"Captioning dialogue is one thing. But captioning sound is another."
— Christine Sun Kim
Presented at the 2021 Designing for Accessibility Project Fair at Stanford University.
Whether it's a tender moment in a rom-com movie or a jump scare in a horror film, sound plays an integral role in a viewer's experience. Even beyond the soundtrack of a movie are other details like background music and environmental sounds which provide context and emotion that may go unnoticed to those who can’t hear that information. SoundSight is a visualization engine to create better representations of such sounds in video content for Deaf and Hard of Hearing users.
Developed with Lloyd May.
While closed captioning is great for encapsulating dialogue in a video, it doesn't capture everything. After interviewing a number of people who are Deaf or Hard of Hearing, we found that semantic and emotive information which informs video content can often get lost in closed captioning. As Christine Sun Kim explains, a mournful violin playing in the background of a scene can often get reduced to something like “[music],” lacking emotional and informative depth ("Artist Christine Sun Kim Rewrites Closed Captions").
"Captioning dialogue is one thing. But captioning sound is another."
— Christine Sun Kim
We wondered — how might we create a better way to capture the musical and emotional experience of watching visual content?
Using the insights we gathered from our needfinding interviews, we developed the idea of creating a sound visualizer which maps different sonic parameters to visual parameters. These visualizations would capture sounds like music and environmental noises which aren't typically conveyed by closed captioning and would overlay on the video to supplement (not replace) closed captions.
To better understand which of these variables might prove helpful or prove too distracting, we conducted 2 rounds of prototyping and user-testing with both Deaf and Hard of Hearing users.
To conduct these user tests, we created 3 different visualizers for 3 different movie clips. Participants were asked to watch each clip and then respond to a few qualitative questions measuring clarity, understanding, aesthetics, and level of distraction for each clip.
After these rounds of user-testing, we identified the following insights to inform revisions for future prototypes.
Spacialized sound seemed appealing. We were able to validate our assumption that placing the visualizer on the side of the screen where the sound originated would add helpful context to the viewing experience. Multiple participants expressed interest in spacialized sound and understood that it was conveying location.
Voice visualizer was redundant. One of our prototypes included a scene where our protagonist gives a long and emotional speech, so we built separate visualizers for both the background music and for the speaker’s voice. Users found this distinct voice visualizer distracting, as the closed captions were already there. They expressed preference to watching the speaker’s mouth and facial expressions instead.
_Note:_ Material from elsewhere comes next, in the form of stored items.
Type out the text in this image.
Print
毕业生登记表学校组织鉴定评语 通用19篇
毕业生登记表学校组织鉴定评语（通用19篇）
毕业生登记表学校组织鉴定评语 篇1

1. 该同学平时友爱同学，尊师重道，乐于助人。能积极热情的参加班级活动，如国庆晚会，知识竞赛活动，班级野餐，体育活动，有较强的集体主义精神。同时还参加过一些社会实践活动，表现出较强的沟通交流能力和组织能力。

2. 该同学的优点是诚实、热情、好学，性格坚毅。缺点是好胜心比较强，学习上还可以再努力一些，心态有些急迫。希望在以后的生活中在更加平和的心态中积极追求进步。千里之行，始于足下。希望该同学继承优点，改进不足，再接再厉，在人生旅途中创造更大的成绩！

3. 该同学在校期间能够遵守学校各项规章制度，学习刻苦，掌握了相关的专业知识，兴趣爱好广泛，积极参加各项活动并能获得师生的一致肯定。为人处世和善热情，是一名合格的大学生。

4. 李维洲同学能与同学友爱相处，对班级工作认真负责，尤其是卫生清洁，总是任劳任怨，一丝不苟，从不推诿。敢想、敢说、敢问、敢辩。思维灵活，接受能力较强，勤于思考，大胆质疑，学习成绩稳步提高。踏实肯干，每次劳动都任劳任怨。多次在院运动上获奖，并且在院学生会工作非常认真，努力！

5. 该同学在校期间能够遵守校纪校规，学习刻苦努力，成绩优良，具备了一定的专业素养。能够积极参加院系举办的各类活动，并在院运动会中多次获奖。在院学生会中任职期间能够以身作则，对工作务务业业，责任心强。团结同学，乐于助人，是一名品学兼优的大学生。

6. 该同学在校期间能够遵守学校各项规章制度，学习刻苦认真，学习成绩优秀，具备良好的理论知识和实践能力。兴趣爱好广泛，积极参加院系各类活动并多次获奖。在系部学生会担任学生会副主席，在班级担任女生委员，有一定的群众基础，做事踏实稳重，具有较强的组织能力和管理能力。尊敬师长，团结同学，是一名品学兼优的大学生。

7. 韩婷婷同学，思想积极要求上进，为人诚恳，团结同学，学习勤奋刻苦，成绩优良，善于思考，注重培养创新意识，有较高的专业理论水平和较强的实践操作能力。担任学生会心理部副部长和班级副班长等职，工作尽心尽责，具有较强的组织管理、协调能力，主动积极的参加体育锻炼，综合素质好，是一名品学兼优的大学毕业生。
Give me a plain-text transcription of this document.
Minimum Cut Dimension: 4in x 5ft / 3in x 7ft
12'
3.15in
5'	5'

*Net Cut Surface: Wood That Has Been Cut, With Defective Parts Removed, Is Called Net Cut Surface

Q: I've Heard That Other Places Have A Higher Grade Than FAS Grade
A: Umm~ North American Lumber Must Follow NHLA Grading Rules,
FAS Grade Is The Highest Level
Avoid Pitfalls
Screen position of the visualizer relative to the closed captioning. Our design originally placed the visualizations on the left and right of the screen; however, some users noted that they would have to look the entire length of the screen East-West “like a lizard” in order to get a sense of what sounds they were conveying.
Given the limited scope of our user-testing, next steps include conducting more widely-tested surveys with more controlled and finer-tuned visualization prototypes. We'd also like to explore the option of leaving more room for aesthetic customization with regard to color, thickness, screen position, etc.